I've got a Dedekind domain $R$ with quotient field $K$, a non-zero prime ideal $P$ of $R$. I form the completion $\widehat{K}$ of $K$ wrt the valuation $v_P$ associated to $P$. Let $\widehat{R}$ be the valuation ring of $\widehat{K}$.
If $V$ is a $K$-vector space then how would I show that there is an isomorphism $ \widehat{R}\otimes_R V\cong \widehat{K}\otimes_K V$ of $\widehat{R}$-modules?
I've tried the map $r\otimes_R v \mapsto r\otimes_K v$ but this doesn't seem to be surjective.
I would be grateful if someone could tell me the best way to approach this problem.
There is a more general fact at work here. Let $A\to B$ be a ring map, $M$ an $A$-module, and $N$ a $B$-module. Then there is a unique $B$-module isomorphism $M\otimes_AN\simeq(M\otimes_AB)\otimes_BN$ sending $m\otimes n$ to $(m\otimes 1)\otimes n$ (the $B$-module structure on the source is via the $B$-module structure of $N$, whereas in the target, there is a $B$-module structure on both tensor factors).

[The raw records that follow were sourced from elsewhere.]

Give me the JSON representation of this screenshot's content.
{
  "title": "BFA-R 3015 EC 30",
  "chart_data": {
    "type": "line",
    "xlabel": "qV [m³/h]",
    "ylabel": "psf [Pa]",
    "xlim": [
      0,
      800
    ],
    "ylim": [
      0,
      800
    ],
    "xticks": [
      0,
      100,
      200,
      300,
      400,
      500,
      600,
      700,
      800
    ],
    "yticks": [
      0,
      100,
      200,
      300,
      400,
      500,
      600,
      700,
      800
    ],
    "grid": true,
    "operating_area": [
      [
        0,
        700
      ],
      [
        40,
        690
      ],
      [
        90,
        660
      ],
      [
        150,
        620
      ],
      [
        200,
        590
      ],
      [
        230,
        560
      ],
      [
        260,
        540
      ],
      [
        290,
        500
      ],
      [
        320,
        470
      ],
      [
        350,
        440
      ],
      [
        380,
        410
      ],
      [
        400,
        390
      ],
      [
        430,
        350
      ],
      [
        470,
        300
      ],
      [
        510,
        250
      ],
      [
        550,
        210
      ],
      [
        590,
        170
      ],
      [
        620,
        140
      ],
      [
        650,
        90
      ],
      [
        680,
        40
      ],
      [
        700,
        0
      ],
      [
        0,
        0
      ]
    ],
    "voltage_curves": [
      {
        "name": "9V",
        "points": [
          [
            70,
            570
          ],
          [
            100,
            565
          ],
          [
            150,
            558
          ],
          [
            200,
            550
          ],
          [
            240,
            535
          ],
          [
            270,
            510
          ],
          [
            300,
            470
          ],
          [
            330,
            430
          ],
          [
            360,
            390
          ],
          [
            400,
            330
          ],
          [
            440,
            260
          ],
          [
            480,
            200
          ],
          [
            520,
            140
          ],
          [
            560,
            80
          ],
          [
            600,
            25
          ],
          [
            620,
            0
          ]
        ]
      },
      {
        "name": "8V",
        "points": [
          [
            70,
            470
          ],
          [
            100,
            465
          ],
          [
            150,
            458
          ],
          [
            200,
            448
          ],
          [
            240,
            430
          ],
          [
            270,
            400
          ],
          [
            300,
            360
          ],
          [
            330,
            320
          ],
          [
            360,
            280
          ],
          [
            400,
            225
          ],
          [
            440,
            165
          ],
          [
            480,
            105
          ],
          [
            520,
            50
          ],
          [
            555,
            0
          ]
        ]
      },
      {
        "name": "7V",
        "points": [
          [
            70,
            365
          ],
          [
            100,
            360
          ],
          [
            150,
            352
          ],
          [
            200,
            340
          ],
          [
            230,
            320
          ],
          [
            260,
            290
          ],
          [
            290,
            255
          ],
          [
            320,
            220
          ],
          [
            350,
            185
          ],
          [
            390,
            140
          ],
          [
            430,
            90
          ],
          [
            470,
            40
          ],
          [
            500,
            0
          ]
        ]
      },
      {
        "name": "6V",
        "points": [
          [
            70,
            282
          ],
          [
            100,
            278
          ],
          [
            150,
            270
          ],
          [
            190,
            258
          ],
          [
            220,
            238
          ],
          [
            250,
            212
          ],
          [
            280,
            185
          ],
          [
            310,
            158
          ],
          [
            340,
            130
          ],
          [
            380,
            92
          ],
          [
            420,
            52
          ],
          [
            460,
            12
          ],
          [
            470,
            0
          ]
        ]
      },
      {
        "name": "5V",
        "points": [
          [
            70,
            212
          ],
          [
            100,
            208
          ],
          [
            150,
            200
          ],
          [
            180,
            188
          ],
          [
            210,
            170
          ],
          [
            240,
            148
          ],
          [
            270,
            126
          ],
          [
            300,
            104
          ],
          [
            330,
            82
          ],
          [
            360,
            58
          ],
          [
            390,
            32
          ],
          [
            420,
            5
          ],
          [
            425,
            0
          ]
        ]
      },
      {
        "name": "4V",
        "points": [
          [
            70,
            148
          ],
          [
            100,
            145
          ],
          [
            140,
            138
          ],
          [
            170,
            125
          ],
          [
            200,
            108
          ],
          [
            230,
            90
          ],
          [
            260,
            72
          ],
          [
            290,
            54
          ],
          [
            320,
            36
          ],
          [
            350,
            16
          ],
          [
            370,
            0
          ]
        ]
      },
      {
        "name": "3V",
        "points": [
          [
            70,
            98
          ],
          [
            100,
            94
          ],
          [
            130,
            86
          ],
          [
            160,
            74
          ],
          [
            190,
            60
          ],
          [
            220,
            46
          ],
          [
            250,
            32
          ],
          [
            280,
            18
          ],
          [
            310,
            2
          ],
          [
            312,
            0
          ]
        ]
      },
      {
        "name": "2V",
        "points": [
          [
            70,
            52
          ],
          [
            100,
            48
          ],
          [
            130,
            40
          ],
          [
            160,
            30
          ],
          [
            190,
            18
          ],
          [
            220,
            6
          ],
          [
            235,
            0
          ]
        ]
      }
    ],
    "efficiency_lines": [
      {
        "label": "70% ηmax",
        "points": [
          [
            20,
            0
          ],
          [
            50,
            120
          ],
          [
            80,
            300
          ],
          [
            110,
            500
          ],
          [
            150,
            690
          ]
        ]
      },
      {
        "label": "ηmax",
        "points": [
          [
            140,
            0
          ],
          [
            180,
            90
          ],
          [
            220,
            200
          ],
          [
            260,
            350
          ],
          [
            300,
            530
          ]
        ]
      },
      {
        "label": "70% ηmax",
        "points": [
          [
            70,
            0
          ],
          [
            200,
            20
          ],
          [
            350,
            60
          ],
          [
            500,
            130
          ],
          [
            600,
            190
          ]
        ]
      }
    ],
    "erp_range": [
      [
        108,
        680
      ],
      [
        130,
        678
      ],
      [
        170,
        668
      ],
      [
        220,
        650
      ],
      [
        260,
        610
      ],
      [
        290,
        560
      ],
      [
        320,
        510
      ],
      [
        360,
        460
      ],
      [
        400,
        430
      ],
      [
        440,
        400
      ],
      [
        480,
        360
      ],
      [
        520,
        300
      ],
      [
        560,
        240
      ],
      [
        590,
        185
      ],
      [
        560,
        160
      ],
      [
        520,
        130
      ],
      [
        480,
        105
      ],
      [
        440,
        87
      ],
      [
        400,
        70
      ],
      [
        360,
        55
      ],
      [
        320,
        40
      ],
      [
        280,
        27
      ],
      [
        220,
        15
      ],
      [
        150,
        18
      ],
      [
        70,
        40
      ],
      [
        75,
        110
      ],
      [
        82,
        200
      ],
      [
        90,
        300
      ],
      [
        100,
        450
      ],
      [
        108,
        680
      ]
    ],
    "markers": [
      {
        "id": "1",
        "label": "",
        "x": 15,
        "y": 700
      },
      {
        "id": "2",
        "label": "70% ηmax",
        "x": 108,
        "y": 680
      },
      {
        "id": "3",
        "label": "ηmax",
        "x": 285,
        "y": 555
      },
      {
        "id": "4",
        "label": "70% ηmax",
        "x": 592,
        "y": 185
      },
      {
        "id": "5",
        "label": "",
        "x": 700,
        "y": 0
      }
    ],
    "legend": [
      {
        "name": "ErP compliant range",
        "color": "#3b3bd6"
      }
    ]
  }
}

In your case, take $A=R$, $B=K$, $M=\widehat{R}$, and $N=V$. Then by what I've said, there is a $K$-linear isomorphism $\widehat{R}\otimes_RV\simeq (\widehat{R}\otimes_RK)\otimes_KV$. It sends $r\otimes v$ to $(r\otimes 1)\otimes v$, and you can check that in this case it is a $\widehat{R}$-module isomorphism as well as a $K$-linear isomorphism. Now you just need to verify that the natural $\widehat{R}$-algebra map $\widehat{R}\otimes_RK\to\widehat{K}$ is an isomorphism. It is injective because every tensor in the source has the form $r\otimes x$ for some $r\in\widehat{R}$ and $x\in K$, and if this is mapped to zero, i.e. if $rx=0$ in $\widehat{K}$, then either $r=0$ or $x=0$, so $r\otimes x=0$ in either case. For surjectivity, reason as follows. Choose an element $\pi\in R$ with $v_P(\pi)=1$ (a uniformizer in the local ring). Then every non-zero element of $\widehat{K}$ has the form $\pi^n u$ with $n\in\mathbf{Z}$ and $u\in\widehat{R}^\times$. This element is the image of $u\otimes \pi^n\in\widehat{R}\otimes_RK$.
Note that the composite isomorphism $\widehat{R}\otimes_RV\simeq\widehat{K}\otimes_KV$ sends $r\otimes v$ to $r\otimes v$, as you expected.